The words landed on Gwen like physical blows, each one making her flinch. She opened her mouth to argue, to deflect, to blame someone else the way she had blamed everyone else for everything for her entire life, but for once nothing came out. Because Luigi was right, and they both knew it.

Arya watched the exchange from the foot of Luigi's bed with her arms crossed and her expression unreadable. The exhaustion she had been carrying since the prison parking lot had settled into her bones like cement, hardening with each passing hour until she could barely remember what it felt like to be light.

"Mother, sit down," Arya said again, and this time there was something in her voice that made Gwen obey. She lowered herself into the plastic chair beside Luigi's bed, and the surrender in that small movement was more revealing than anything she had said all day.

"Eddard needs to pay for this," Gwen said quietly, staring at the floor. "I don't care who his new friends are. I don't care if he's sleeping with a Smith. That animal broke my son's leg and he needs to pay."

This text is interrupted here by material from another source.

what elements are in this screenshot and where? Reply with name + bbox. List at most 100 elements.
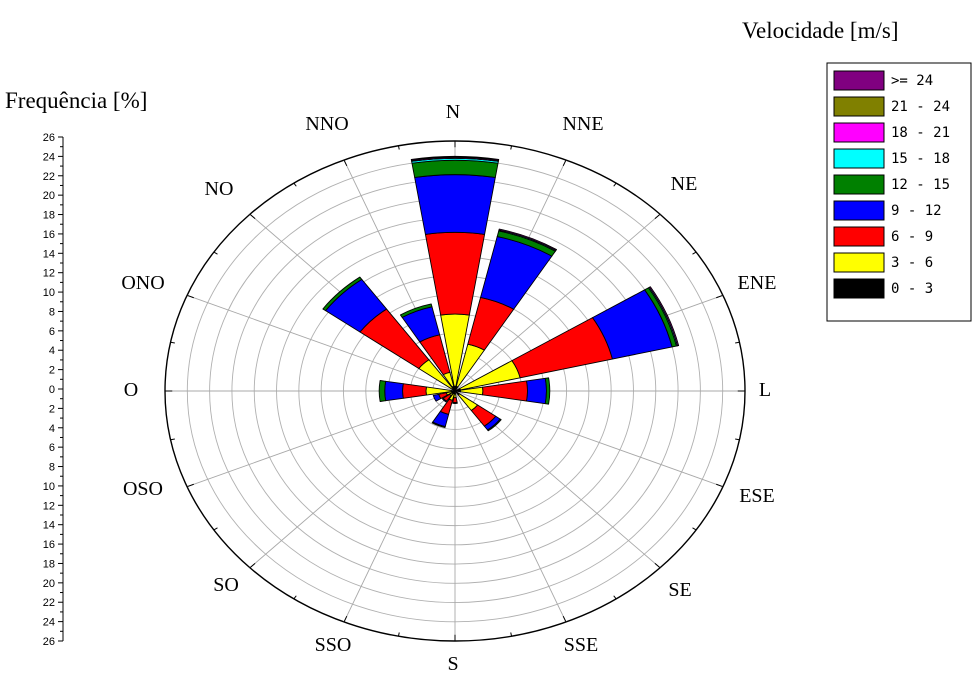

Arya closed her eyes and pressed her fingers against her temples, where a headache had taken up residence and was currently redecorating. "You went to his house, Mother. You went to his parents' house, the day he got out of prison, to harass him about the villa. Did you really think that was going to end well?"

"You're defending him?"

"I'm not defending anyone. I'm trying to understand what actually happened because the story you told me in the hallway has more holes than a fishing net." Arya opened her eyes and looked at her mother with the flat, tired gaze of someone who had long ago stopped expecting honesty but couldn't quite bring herself to stop hoping for it. "You said you went to thank him. You and I both know you've never thanked anyone for anything in your life unless there was a camera present."

Gwen's jaw tightened, but she said nothing.

"The villa was never ours to take," Arya continued. "I told you that before you left. I told you that house belonged to Eddard's parents, that it was left to him in their will, that I had no legal right to offer it in the divorce settlement. But you went anyway, didn't you? You went to try to take it from him because Luigi wanted it and because you've never been able to stand the idea of that man having anything that you don't control."

"Fine," Gwen snapped, her composure cracking. "Fine, we went there to talk to him about the villa. But that doesn't justify what he did. That doesn't justify him having his thugs beat us and break Luigi's leg."

"And the woman? The one you called a tramp and an insect and told to rot in hell? Who was she?"

Gwen's face went pale again at the memory, and her voice dropped to something barely above a whisper. "I don't know. But if she's a Smith, if she's really connected to that family, then we have bigger problems than Eddard Collins."

Arya looked at her mother for a long moment, and then she pulled out her phone and walked to the window at the far end of the room, putting as much distance between herself and the bed as the small space would allow. She stared out at the city skyline, at the buildings that represented everything she had spent three years building, and she thought about the man she had divorced that morning.

She didn't know what she believed anymore. Her mother's story was obviously edited, polished in the places where the truth was inconvenient, but the bones of it felt real enough. Eddard had been with another woman. That part, at least, Gwen wouldn't have invented because it didn't serve her narrative. If anything, it made Gwen look worse, storming into a man's house to find him already moved on, but she had told the story anyway because she was too blinded by rage to realize how it reflected on her.